Computer crashes yield complaints

Lace Nguyen | Contributing Reporter

Sam Fox IT has yet to identify the source of a programming glitch that has left dozens of Sam Fox School of Design & Visual Arts students with wiped computers over the past year.

The issue is contained somewhere within the proprietary printing script Sam Fox Information Technology installs on sophomore communication design students’ computers to allow them to print wirelessly from their laptops. But the script was corrupted and, one by one, computers loaded with it began to crash.

“Last year, over half of the sophomore communication design class computers needed to be backed up quickly and then wiped completely and reinstalled with the operating system,” Margaret Flatley, a junior in the Sam Fox School, said.

The same thing happened to Flatley again this year and at least five other Sam Fox students.

“The whole thing was a complete hassle,” Flatley said, “And it didn’t seem like the Sam Fox IT people really understood how not having my computer for a few days as a ComDes student put me incredibly behind.”

All sophomore communication design students are required to buy new MacBook Pro laptops with a specific software package. Computers, peripherals and software are distributed to students at the beginning of fall semester. Sam Fox Student Technology Assistants also conduct an orientation and software installation session at the time of distribution.

The combined hardware/software packages cost between $3,000 and $4,200.

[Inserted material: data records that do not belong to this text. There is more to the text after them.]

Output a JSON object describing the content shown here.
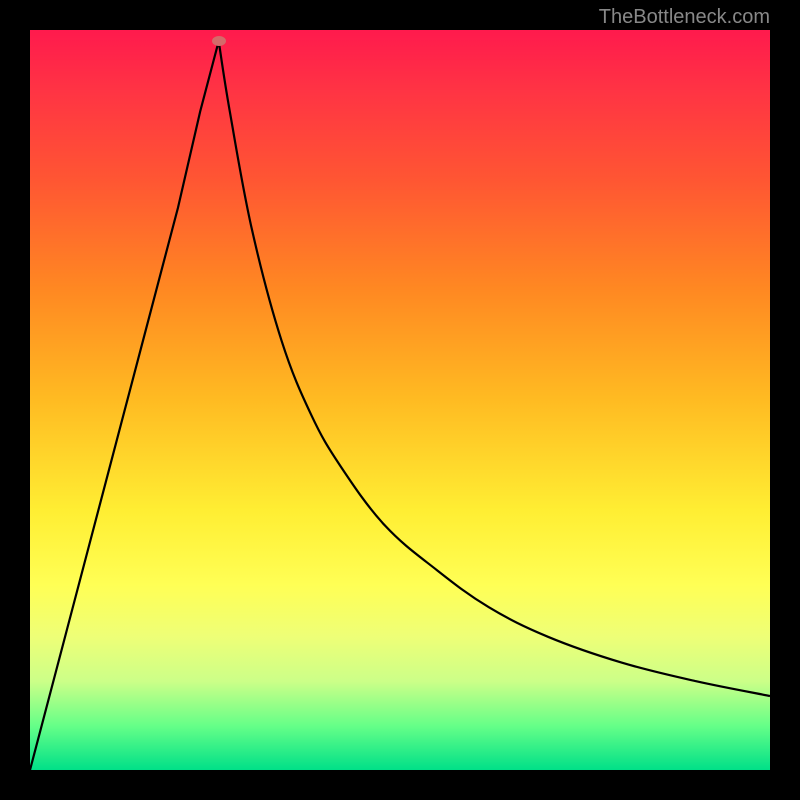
{
  "watermark": "TheBottleneck.com",
  "chart_data": {
    "type": "line",
    "title": "",
    "xlabel": "",
    "ylabel": "",
    "xlim": [
      0,
      100
    ],
    "ylim": [
      0,
      100
    ],
    "grid": false,
    "legend": false,
    "marker": {
      "x_pct": 25.5,
      "y_pct": 98.5
    },
    "series": [
      {
        "name": "left-branch",
        "x_pct": [
          0,
          5,
          10,
          15,
          20,
          23,
          25.5
        ],
        "y_pct": [
          0,
          19,
          38,
          57,
          76,
          89,
          98.5
        ]
      },
      {
        "name": "right-branch",
        "x_pct": [
          25.5,
          27,
          30,
          34,
          38,
          42,
          48,
          55,
          62,
          70,
          80,
          90,
          100
        ],
        "y_pct": [
          98.5,
          89,
          73,
          58,
          48,
          41,
          33,
          27,
          22,
          18,
          14.5,
          12,
          10
        ]
      }
    ],
    "colors": {
      "curve": "#000000",
      "marker": "#d46a6a",
      "background_gradient_top": "#ff1a4d",
      "background_gradient_bottom": "#00e088"
    }
  }
}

Bob Chekoudjian, a technical support specialist at the Sam Fox School, noted that only a handful of students’ computers had the problem. He said the printing script was written by Sam Fox IT and tested several times on their lab computers.

“We have no idea why the computers crashed,” Chekoudjian said.

He would not speak to any future plan for fixing the error but said that the script was updated last month.

According to John Bailey, assistant director of Student Technology Services, STS is not involved in the Sam Fox printing setup. The school maintains a print server completely separate from the centralized printing system used by STS, Olin Library and the other schools, Bailey said.

Both Flatley and Julia Kent, another junior in the College of Arts & Sciences who ran into the same issue last year, said they were ultimately redirected to STS.

“STS fixed my computer last year since Sam Fox didn’t know what to do,” Kent said.